A Primer on the Inner Workings of Transformer-based Language Models

Paper · arXiv 2405.00208 · Published April 30, 2024
Reinforcement Learning

ABSTRACT The rapid progress of research aimed at interpreting the inner workings of advanced language models has highlighted a need for contextualizing the insights gained from years of work in this area. This primer provides a concise technical introduction to the current techniques used to interpret the inner workings of Transformer-based language models, focusing on the generative decoder-only architecture. We conclude by presenting a comprehensive overview of the known internal mechanisms implemented by these models, uncovering connections across popular approaches and active research directions in this area.

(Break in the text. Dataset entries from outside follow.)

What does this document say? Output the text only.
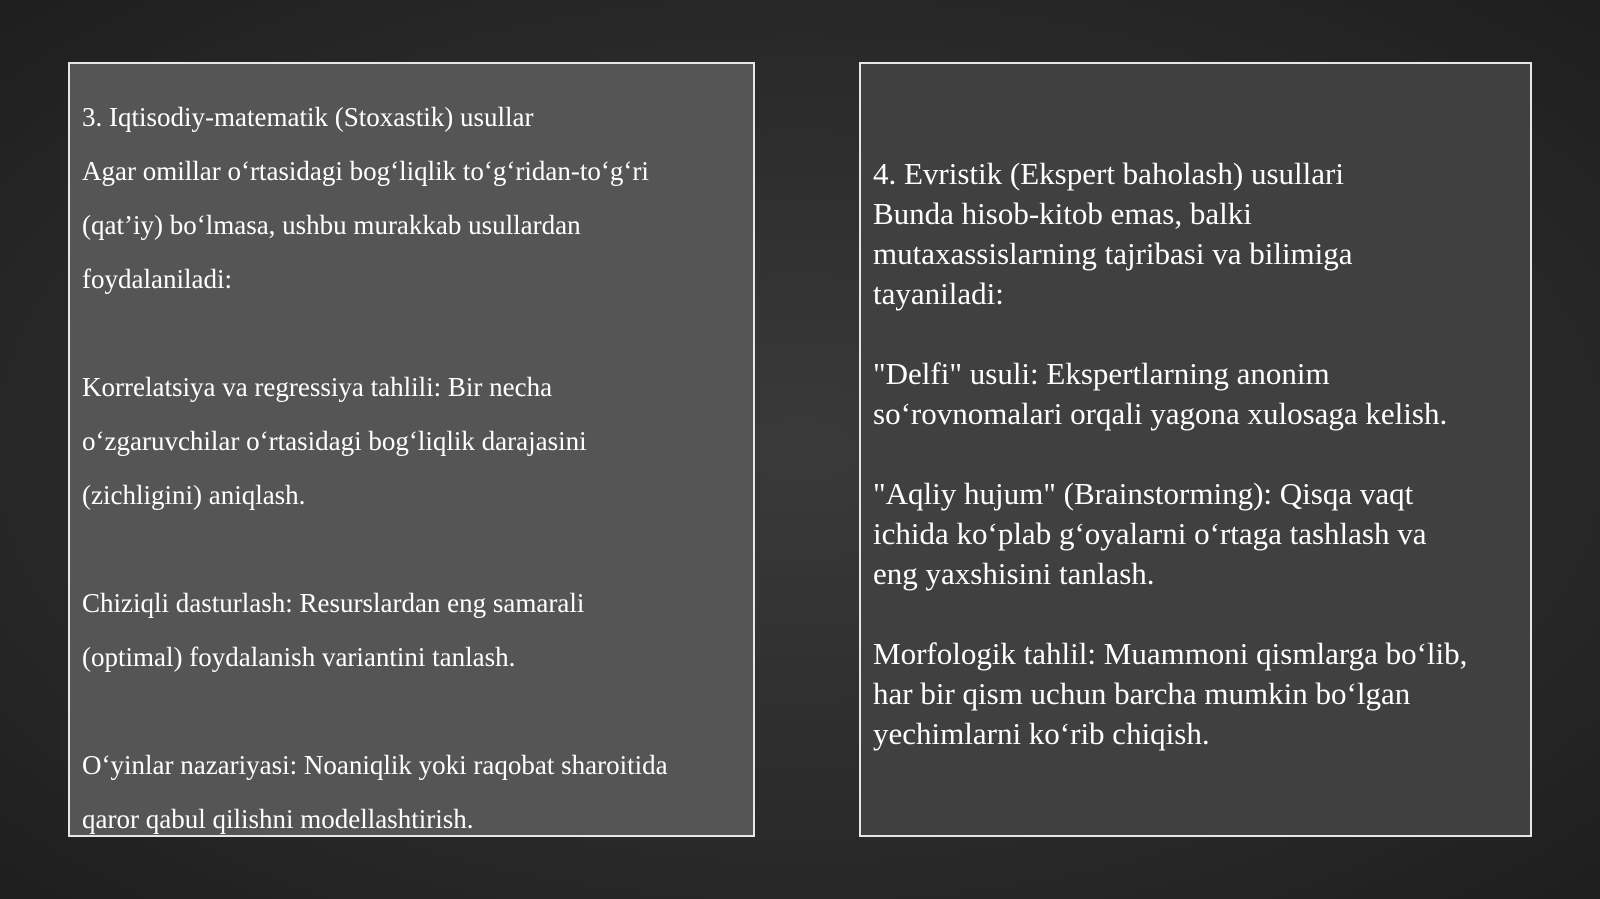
3. Iqtisodiy-matematik (Stoxastik) usullar

Agar omillar o‘rtasidagi bog‘liqlik to‘g‘ridan-to‘g‘ri

(qat’iy) bo‘lmasa, ushbu murakkab usullardan

foydalaniladi:

Korrelatsiya va regressiya tahlili: Bir necha

o‘zgaruvchilar o‘rtasidagi bog‘liqlik darajasini

(zichligini) aniqlash.

Chiziqli dasturlash: Resurslardan eng samarali

(optimal) foydalanish variantini tanlash.

O‘yinlar nazariyasi: Noaniqlik yoki raqobat sharoitida

qaror qabul qilishni modellashtirish.

4. Evristik (Ekspert baholash) usullari

Bunda hisob-kitob emas, balki

mutaxassislarning tajribasi va bilimiga

tayaniladi:

"Delfi" usuli: Ekspertlarning anonim

so‘rovnomalari orqali yagona xulosaga kelish.

"Aqliy hujum" (Brainstorming): Qisqa vaqt

ichida ko‘plab g‘oyalarni o‘rtaga tashlash va

eng yaxshisini tanlash.

Morfologik tahlil: Muammoni qismlarga bo‘lib,

har bir qism uchun barcha mumkin bo‘lgan

yechimlarni ko‘rib chiqish.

Introduction. The development of powerful Transformers-based language models (LMs; Radford et al., 2019; Brown et al., 2020; Hoffmann et al., 2022; Chowdhery et al., 2023) and their widespread utilization underscores the significance of research devoted to understanding their inner mechanisms. Gaining a deeper understanding of these mechanisms in highly capable AI systems holds important implications in ensuring the safety and fairness of such systems, mitigating their biases and errors in critical settings, and ultimately driving model improvements (Wei et al., 2022; Costa-jussà et al., 2023). As a result, the natural language processing (NLP) community has witnessed a notable increase in research focused on interpretability in language models, leading to new insights into their internal functioning. Existing surveys present a wide variety of techniques adopted by Explainable AI analyses (Räuker et al., 2023) and their applications in NLP (Madsen et al., 2022; Lyu et al., 2024).

Discussion / Conclusion. In this paper, we have offered an overview of the existing interpretability methods useful for understanding Transformer-based language models, and have presented the insights they have led to. Although the focus of this work is on practical methods and findings, we acknowledge theoretical studies related to the interpretability of Transformers, such as investigations explaining in-context learning (Akyürek et al., 2023; Von Oswald et al., 2023; Xie et al., 2022), explorations of Transformers through the lens of data compression and representation learning (Yu et al., 2023b; Voita et al., 2019a), the study of Transformers’ learning dynamics (Tian et al., 2024; 2023; Tarzanagh et al., 2024), or the analyses on their generalization properties on algorithmic tasks (Nogueira et al., 2021; Anil et al., 2022; Zhou et al., 2024). Looking forward, we believe that the ultimate test for insights collected in years of interpretability work remains their applicability in debugging and improving the safety and reliability of future models, providing developers and users with better tools to interact with them and understand the factors influencing their predictions (Longo et al., 2024).